Cette évolution pousse les États africains à structurer leur offre diplomatique autour de la durabilité. Le financement climatique, les projets verts, l’énergie propre, la biodiversité ou encore la ville durable deviennent des priorités dans les sommets bilatéraux et multilatéraux : COP, One Forest Summit, Africa Climate Week…
Mais cette mutation ne se résume pas à un alignement sur des standards occidentaux. Elle est aussi l’occasion pour l’Afrique de revendiquer ses propres priorités — adaptation, justice climatique, lutte contre la pauvreté énergétique, inclusion des communautés locales — dans un langage ESG qui reste encore trop asymétrique.
La durabilité comme critère d’alliance et d’arbitrage
Dans les appels d’offres publics, les projets d’investissement et les partenariats stratégiques, les performances sociales et environnementales deviennent des critères d’arbitrage diplomatique. Ce ne sont plus seulement les montants ou les délais qui comptent, mais la capacité à créer un impact durable.

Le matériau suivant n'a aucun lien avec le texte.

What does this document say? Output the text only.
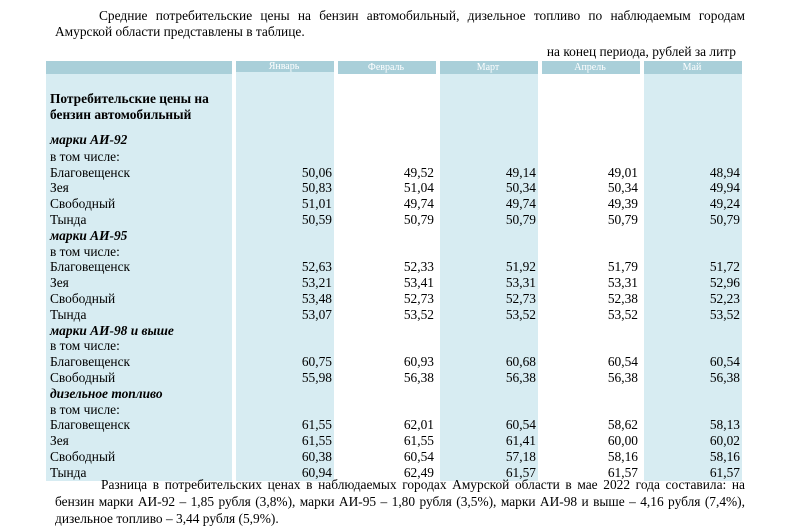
Средние потребительские цены на бензин автомобильный, дизельное топливо по наблюдаемым городам Амурской области представлены в таблице.
на конец периода, рублей за литр
		Январь		Февраль		Март		Апрель		Май
Потребительские цены на бензин автомобильный										
марки АИ-92										
в том числе:										
Благовещенск		50,06		49,52		49,14		49,01		48,94
Зея		50,83		51,04		50,34		50,34		49,94
Свободный		51,01		49,74		49,74		49,39		49,24
Тында		50,59		50,79		50,79		50,79		50,79
марки АИ-95										
в том числе:										
Благовещенск		52,63		52,33		51,92		51,79		51,72
Зея		53,21		53,41		53,31		53,31		52,96
Свободный		53,48		52,73		52,73		52,38		52,23
Тында		53,07		53,52		53,52		53,52		53,52
марки АИ-98 и выше										
в том числе:										
Благовещенск		60,75		60,93		60,68		60,54		60,54
Свободный		55,98		56,38		56,38		56,38		56,38
дизельное топливо										
в том числе:										
Благовещенск		61,55		62,01		60,54		58,62		58,13
Зея		61,55		61,55		61,41		60,00		60,02
Свободный		60,38		60,54		57,18		58,16		58,16
Тында		60,94		62,49		61,57		61,57		61,57
Разница в потребительских ценах в наблюдаемых городах Амурской области в мае 2022 года составила: на бензин марки АИ-92 – 1,85 рубля (3,8%), марки АИ-95 – 1,80 рубля (3,5%), марки АИ-98 и выше – 4,16 рубля (7,4%), дизельное топливо – 3,44 рубля (5,9%).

Une entreprise qui propose un projet moins polluant, plus inclusif ou créateur d’emplois locaux peut désormais supplanter un acteur traditionnellement dominant.
Ce glissement transforme la nature des alliances internationales. Tandis que certains pays comme la Chine, la Turquie ou les Émirats adaptent leur discours à ces exigences, l’Europe et les États-Unis cherchent à redéfinir leur influence via des cadres normatifs contraignants. L’Afrique, de son côté, peut désormais jouer un rôle d’arbitre stratégique en valorisant sa capacité à concilier exigence sociale et attractivité économique.

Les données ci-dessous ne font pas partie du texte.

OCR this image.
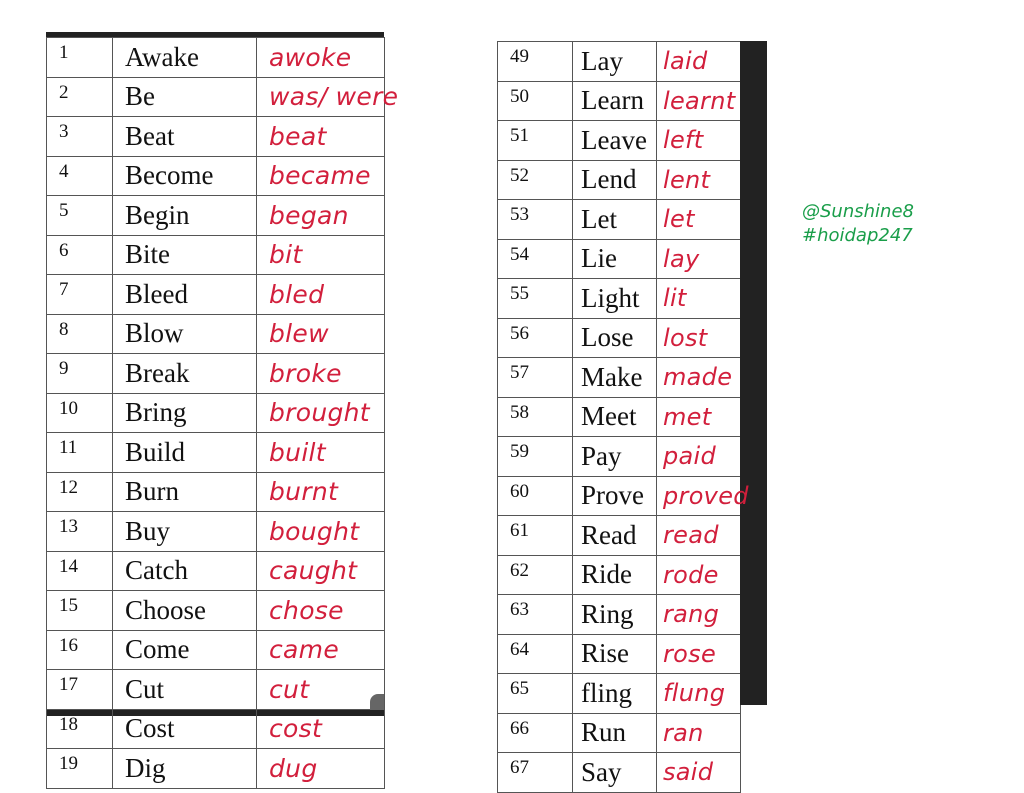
1	Awake	awoke
2	Be	was/ were
3	Beat	beat
4	Become	became
5	Begin	began
6	Bite	bit
7	Bleed	bled
8	Blow	blew
9	Break	broke
10	Bring	brought
11	Build	built
12	Burn	burnt
13	Buy	bought
14	Catch	caught
15	Choose	chose
16	Come	came
17	Cut	cut
18	Cost	cost
19	Dig	dug
49	Lay	laid
50	Learn	learnt
51	Leave	left
52	Lend	lent
53	Let	let
54	Lie	lay
55	Light	lit
56	Lose	lost
57	Make	made
58	Meet	met
59	Pay	paid
60	Prove	proved
61	Read	read
62	Ride	rode
63	Ring	rang
64	Rise	rose
65	fling	flung
66	Run	ran
67	Say	said
@Sunshine8
#hoidap247
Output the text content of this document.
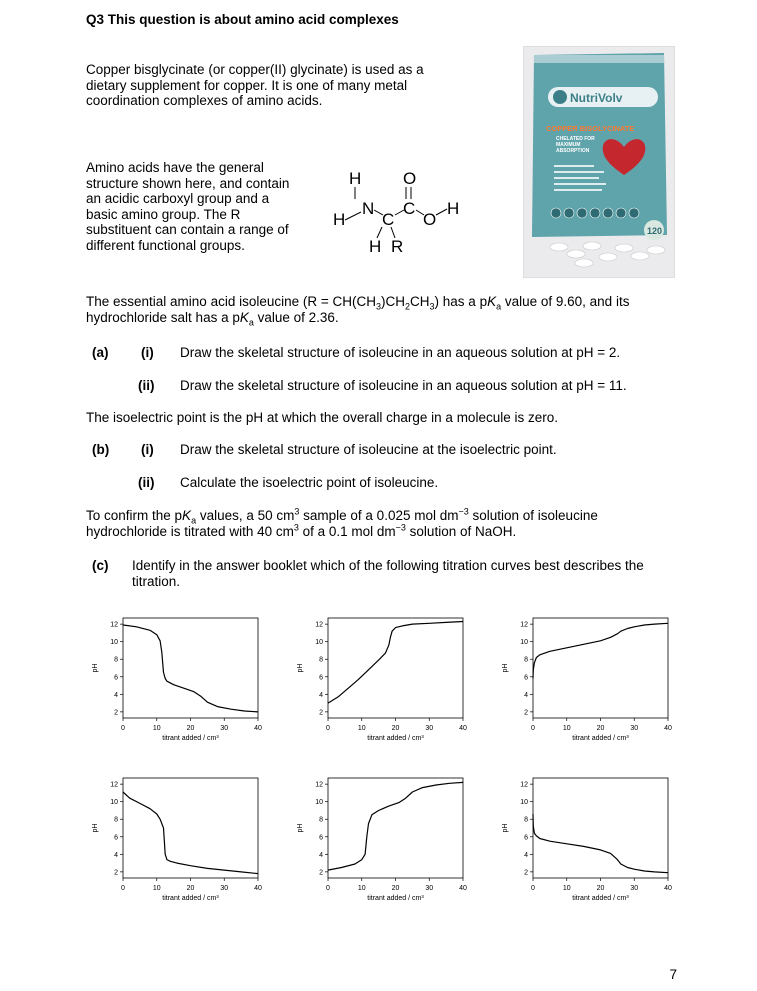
Q3 This question is about amino acid complexes
Copper bisglycinate (or copper(II) glycinate) is used as a
dietary supplement for copper. It is one of many metal
coordination complexes of amino acids.
Amino acids have the general
structure shown here, and contain
an acidic carboxyl group and a
basic amino group. The R
substituent can contain a range of
different functional groups.
H O
N
C
C
O
H
H
H R
NutriVolv
COPPER BISGLYCINATE
CHELATED FOR
MAXIMUM
ABSORPTION
120
The essential amino acid isoleucine $(R = CH(CH_3)CH_2CH_3)$ has a $pK_a$ value of 9.60, and its
hydrochloride salt has a $pK_a$ value of 2.36.
(a) (i) Draw the skeletal structure of isoleucine in an aqueous solution at pH = 2.
(ii) Draw the skeletal structure of isoleucine in an aqueous solution at pH = 11.
The isoelectric point is the pH at which the overall charge in a molecule is zero.
(b) (i) Draw the skeletal structure of isoleucine at the isoelectric point.
(ii) Calculate the isoelectric point of isoleucine.
To confirm the $pK_a$ values, a 50 $cm^3$ sample of a 0.025 mol $dm^{-3}$ solution of isoleucine
hydrochloride is titrated with 40 $cm^3$ of a 0.1 mol $dm^{-3}$ solution of NaOH.
(c) Identify in the answer booklet which of the following titration curves best describes the
titration.
0	10	20	30	40
2
4
6
8
10
12
titrant added / cm³
pH
0	10	20	30	40
2
4
6
8
10
12
titrant added / cm³
pH
0	10	20	30	40
2
4
6
8
10
12
titrant added / cm³
pH
0	10	20	30	40
2
4
6
8
10
12
titrant added / cm³
pH
0	10	20	30	40
2
4
6
8
10
12
titrant added / cm³
pH
0	10	20	30	40
2
4
6
8
10
12
titrant added / cm³
pH
7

Entre opportunités et risques d’instrumentalisation
Cette reconfiguration n’est pas exempte de risques. La tentation du RSE-washing est réelle, y compris dans les sphères gouvernementales. Le recours à des indicateurs ESG sans cadre juridique clair, sans outils de suivi et sans implication des populations locales peut affaiblir la crédibilité des engagements pris.

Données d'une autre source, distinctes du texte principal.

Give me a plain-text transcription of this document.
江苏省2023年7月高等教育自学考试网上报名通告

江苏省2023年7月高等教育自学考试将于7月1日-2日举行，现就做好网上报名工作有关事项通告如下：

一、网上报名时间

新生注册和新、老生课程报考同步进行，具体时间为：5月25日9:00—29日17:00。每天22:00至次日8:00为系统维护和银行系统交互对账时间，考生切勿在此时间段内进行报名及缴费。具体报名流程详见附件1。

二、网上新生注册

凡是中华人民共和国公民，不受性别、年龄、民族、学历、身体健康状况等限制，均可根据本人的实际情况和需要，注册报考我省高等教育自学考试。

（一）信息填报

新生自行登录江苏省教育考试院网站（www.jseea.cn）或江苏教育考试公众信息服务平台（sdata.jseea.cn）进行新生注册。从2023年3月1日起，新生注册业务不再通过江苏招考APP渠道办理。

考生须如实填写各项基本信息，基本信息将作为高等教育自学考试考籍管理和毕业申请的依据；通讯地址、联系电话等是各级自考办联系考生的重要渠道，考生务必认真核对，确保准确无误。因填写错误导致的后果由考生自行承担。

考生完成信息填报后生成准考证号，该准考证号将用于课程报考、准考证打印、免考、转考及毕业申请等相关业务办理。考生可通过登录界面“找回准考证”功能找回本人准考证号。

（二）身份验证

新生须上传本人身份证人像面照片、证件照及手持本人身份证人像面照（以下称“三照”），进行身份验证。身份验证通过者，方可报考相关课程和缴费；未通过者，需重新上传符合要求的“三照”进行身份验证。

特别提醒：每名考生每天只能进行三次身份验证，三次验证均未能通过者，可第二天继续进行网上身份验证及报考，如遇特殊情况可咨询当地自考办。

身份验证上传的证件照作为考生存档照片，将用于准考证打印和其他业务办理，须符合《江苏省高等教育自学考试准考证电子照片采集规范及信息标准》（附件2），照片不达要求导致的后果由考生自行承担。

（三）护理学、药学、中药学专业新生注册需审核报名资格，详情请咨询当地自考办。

De même, la diplomatie verte ne saurait être un simple discours. Elle suppose des capacités administratives renforcées, une coopération interministérielle, des dispositifs de suivi-évaluation robustes et une implication de la société civile. La durabilité n’est pas un habillage, c’est un contrat.
Vers une diplomatie économique africaine responsable et ambitieuse
L’intégration des enjeux ESG et RSE dans les pratiques diplomatiques africaines ne relève plus du simple supplément d’âme. Elle constitue une stratégie d’influence, de compétitivité et de souveraineté. À condition d’être portée avec cohérence, courage et exigence, elle peut faire de l’Afrique un acteur normatif à part entière, capable de redéfinir les standards mondiaux de l’investissement responsable, de la transparence et de la justice environnementale.
La ville durable, la mine responsable, l’agriculture régénérative, les partenariats multipartites, l’innovation sociale et le numérique inclusif ne sont plus des niches. Ils sont l’avant-garde de la diplomatie économique de demain.
Ce tournant appelle une nouvelle génération de diplomates, de négociateurs et de décideurs publics, formés aux enjeux de la durabilité et capables de bâtir des coalitions d’impact à l’échelle du continent. C’est à cette condition que l’Afrique pourra imposer ses récits, ses priorités et ses solutions dans le concert économique mondial.